Ludolf-Hermann von Alvensleben

Ludolf-Hermann von Alvensleben
Ludolf-Hermann von Alvensleben

Ludolf-Hermann Emmanuel Georg Kurt Werner von Alvensleben, meist nur Ludolf von Alvensleben, auch genannt Bubi von Alvensleben, (* 17. März 1901 in Halle (Saale); † wahrscheinlich am 1. April 1970[1] in Santa Rosa de Calamuchita, Provinz Córdoba, Argentinien) war ein deutscher NSDAP-Reichstagsabgeordneter, SS-Gruppenführer und Generalleutnant der Waffen-SS.

Inhaltsverzeichnis

Leben

Herkunft und Ausbildung

Ludolf-Hermann von Alvensleben entstammte der niederdeutschen Adelsfamilie von Alvensleben. Sein Vater war der preußische Generalmajor Ludolf von Alvensleben (1844–1912), seine Mutter Antoinette von Alvensleben (1870–1950), geborene Freiin von Ricou. Von 1911 bis 1918 gehörte er dem preußischen Kadettenkorps an. 1918 trat er in ein Husarenregiment ein, ohne jedoch noch im Ersten Weltkrieg zum Einsatz zu kommen. 1920 war er für sechs Wochen Mitglied eines Freikorps in Halle (Saale). Zwischen 1923 und Juli 1929 gehörte er dem Stahlhelm an.

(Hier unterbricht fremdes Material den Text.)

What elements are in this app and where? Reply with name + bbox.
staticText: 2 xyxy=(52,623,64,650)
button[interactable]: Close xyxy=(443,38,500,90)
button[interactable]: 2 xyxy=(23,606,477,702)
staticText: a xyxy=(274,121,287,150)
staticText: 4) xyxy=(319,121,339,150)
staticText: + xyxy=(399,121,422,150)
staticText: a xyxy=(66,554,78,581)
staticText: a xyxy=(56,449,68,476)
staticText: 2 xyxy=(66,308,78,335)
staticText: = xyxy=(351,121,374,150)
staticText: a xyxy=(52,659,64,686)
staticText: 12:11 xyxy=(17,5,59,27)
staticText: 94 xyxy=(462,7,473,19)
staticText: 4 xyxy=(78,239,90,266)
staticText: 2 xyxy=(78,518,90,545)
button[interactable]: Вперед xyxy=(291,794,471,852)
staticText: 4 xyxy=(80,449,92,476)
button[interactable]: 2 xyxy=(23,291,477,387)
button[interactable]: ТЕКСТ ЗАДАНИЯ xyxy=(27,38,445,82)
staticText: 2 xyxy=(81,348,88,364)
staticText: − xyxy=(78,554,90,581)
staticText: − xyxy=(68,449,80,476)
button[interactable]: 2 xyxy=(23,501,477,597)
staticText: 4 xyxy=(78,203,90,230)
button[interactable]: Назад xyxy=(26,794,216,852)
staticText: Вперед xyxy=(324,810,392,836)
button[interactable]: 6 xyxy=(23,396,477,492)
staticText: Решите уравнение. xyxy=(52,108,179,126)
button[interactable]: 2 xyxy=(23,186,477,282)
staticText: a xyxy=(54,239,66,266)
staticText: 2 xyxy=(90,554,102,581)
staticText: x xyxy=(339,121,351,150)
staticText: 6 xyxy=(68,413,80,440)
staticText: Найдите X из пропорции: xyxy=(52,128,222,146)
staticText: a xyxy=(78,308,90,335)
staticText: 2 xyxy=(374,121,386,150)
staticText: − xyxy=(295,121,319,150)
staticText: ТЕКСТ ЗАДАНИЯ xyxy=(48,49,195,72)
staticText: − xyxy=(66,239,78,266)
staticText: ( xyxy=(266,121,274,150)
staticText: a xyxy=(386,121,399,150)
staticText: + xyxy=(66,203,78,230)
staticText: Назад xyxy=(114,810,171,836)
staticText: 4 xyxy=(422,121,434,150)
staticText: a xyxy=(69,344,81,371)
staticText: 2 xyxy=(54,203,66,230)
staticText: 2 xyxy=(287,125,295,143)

Nach Kriegsende absolvierte Alvensleben eine Landwirtschaftslehre. Schon im Dezember 1912 hatte er das seit 1849 verpachtete Rittergut Schochwitz im Mansfelder Seekreis geerbt.[2] Von 1923 bis 1928 pachtete er das Rittergut Storkau in der Altmark. 1928 übernahm er selbst die Bewirtschaftung von Schochwitz, das zu dieser Zeit hochverschuldet war. Er bezeichnete sich selbst als Herr auf Schochwitz, Krimpe und Wils.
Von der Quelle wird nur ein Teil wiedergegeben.